I want to change this snippet of code so that the obstacleToBeRemoved is replaced with the word collection.

collection = getCollection();
process(obstacleToBeRemoved, target);

Rather than type out the word from scratch, we’ll do the lazy thing: yanking the word collection from the previous line then pasting where we need it.

yiw “wye-eye-double-you” yanks the current word into Vim’s default register. To make room for the paste operation, we’ll delete the obstacleToBeRemoved text with the diw command. Now we want to put the text that we copied in front of the cursor position, so we’ll use the P “big P” command.

What happened there? Instead of using the text that we yanked, Vim has pasted the text that we deleted.

If that seems surprising to you, it might be that Vim’s terminology is tripping you up. You see, Vim’s delete command is actually more like a cut operation. Not only does it remove text from the document, it copies it into the default register.

Vim         Everything else
put         paste
yank        copy
delete      cut

From now on, I’m going to avoid Vim’s jargon, preferring instead to use the more standard cut, copy and paste terminology.

Check this out. We can inspect the contents of the default register by running the Ex command “reg doublequote”:

:reg "
"" obstacleToBeRemoved

It contains the text obstacleToBeRemoved, because the diw operation cut that text from the document, writing it to the default register.

Now get this: Vim has a special register that always contains the last text that was yanked. It’s addressed by “double-quote zero”:

:reg 0
"0 collection

I call it the yank register.

uuu - revert changes

Let’s back up and go through each of those steps again, this time keeping an eye on the contents of the default and yank registers.

After running yiw on the word collection, both registers contains that word:

:reg "0
"" collection
"0 collection

After running diw on the word obstacleToBeRemoved, the default register has been updated, but the yank register is unchanged:

:reg "0
"" obstacleToBeRemoved
"0 collection

Now we can insert the text that we yanked by prefixing the paste command with “double-quote zero”: "0P.

That puts the contents of the yank register, which does the trick!

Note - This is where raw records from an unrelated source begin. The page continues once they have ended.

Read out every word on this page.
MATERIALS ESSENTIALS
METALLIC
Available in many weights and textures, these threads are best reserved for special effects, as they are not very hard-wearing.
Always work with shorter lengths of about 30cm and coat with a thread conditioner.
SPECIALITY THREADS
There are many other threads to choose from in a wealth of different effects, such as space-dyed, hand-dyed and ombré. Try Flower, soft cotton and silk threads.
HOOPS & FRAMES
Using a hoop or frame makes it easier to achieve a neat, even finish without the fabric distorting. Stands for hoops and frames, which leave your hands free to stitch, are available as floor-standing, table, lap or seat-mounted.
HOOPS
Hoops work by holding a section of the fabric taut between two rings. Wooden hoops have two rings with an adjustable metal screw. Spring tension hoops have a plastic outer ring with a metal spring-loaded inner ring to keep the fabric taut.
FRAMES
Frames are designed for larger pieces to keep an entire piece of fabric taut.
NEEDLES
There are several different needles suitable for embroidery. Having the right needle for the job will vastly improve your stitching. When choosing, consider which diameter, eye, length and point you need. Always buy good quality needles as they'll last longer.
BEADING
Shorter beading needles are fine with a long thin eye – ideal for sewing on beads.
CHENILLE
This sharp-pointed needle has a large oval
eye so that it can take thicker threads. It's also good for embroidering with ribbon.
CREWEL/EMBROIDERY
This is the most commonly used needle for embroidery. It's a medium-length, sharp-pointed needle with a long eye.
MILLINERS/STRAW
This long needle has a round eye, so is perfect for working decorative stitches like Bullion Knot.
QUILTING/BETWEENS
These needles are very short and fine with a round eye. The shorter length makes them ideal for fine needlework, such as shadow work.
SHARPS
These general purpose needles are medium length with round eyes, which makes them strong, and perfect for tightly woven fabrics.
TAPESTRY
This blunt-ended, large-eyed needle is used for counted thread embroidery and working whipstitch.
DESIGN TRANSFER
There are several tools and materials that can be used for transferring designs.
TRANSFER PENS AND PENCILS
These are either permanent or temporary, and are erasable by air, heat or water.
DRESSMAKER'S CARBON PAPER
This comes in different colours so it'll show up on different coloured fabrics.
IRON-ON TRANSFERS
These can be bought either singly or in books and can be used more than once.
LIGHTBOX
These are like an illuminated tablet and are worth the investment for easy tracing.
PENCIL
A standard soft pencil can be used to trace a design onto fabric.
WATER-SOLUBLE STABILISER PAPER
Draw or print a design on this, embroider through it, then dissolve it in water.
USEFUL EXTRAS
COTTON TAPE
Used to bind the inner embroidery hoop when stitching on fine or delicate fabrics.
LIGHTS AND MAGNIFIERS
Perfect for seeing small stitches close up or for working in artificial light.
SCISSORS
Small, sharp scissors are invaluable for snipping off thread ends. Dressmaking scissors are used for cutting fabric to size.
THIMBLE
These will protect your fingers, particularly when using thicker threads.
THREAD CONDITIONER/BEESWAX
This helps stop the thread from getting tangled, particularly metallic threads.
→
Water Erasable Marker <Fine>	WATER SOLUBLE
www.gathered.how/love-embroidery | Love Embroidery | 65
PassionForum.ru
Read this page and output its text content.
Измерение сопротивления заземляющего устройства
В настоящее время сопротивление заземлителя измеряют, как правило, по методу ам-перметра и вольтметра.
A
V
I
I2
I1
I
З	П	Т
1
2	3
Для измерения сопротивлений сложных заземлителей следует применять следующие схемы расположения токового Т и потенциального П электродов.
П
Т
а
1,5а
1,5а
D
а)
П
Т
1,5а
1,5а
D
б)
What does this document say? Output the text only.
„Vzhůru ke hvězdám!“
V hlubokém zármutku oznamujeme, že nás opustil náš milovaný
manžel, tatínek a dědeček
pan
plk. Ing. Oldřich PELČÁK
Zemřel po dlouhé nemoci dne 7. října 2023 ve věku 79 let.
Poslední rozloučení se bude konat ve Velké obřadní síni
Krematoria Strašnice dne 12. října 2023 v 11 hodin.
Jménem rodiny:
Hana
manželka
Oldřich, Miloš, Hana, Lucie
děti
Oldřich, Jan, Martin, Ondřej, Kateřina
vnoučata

Comparing Vim’s jargon with the more standard cut, copy, paste terminology might raise a question: if Vim’s delete command is really a cut operation, does Vim have anything equivalent to a true deletion?

Standard terminology   Vim's jargon
paste                  put
copy                   yank
cut                    delete
delete                 ???

The answer is slightly oddball: writing to the ‘blackhole register’ performs a true deletion.

The ‘blackhole register’ is addressed by doublequote underscore:

:help quote_

Quick demo: running yiw populates both default and yank registers:

:reg "0
"" collection
"0 collection

Running "_diw “double-quote-underscore dee eye doubleyou” deletes the text, leaving the default register unchanged:

:reg "0
"" collection
"0 collection

Now we can go ahead and paste from the default register, using P “big P” without having to prefix any register.


Outro

It’s a common cause of frustration for Vim users: trying to paste something you previously yanked, only to find that the default register has been clobbered by a cut operation. The yank register is one of my favourite ways of avoiding this pitfall.

We’ll look at alternative approaches in the next couple of episodes.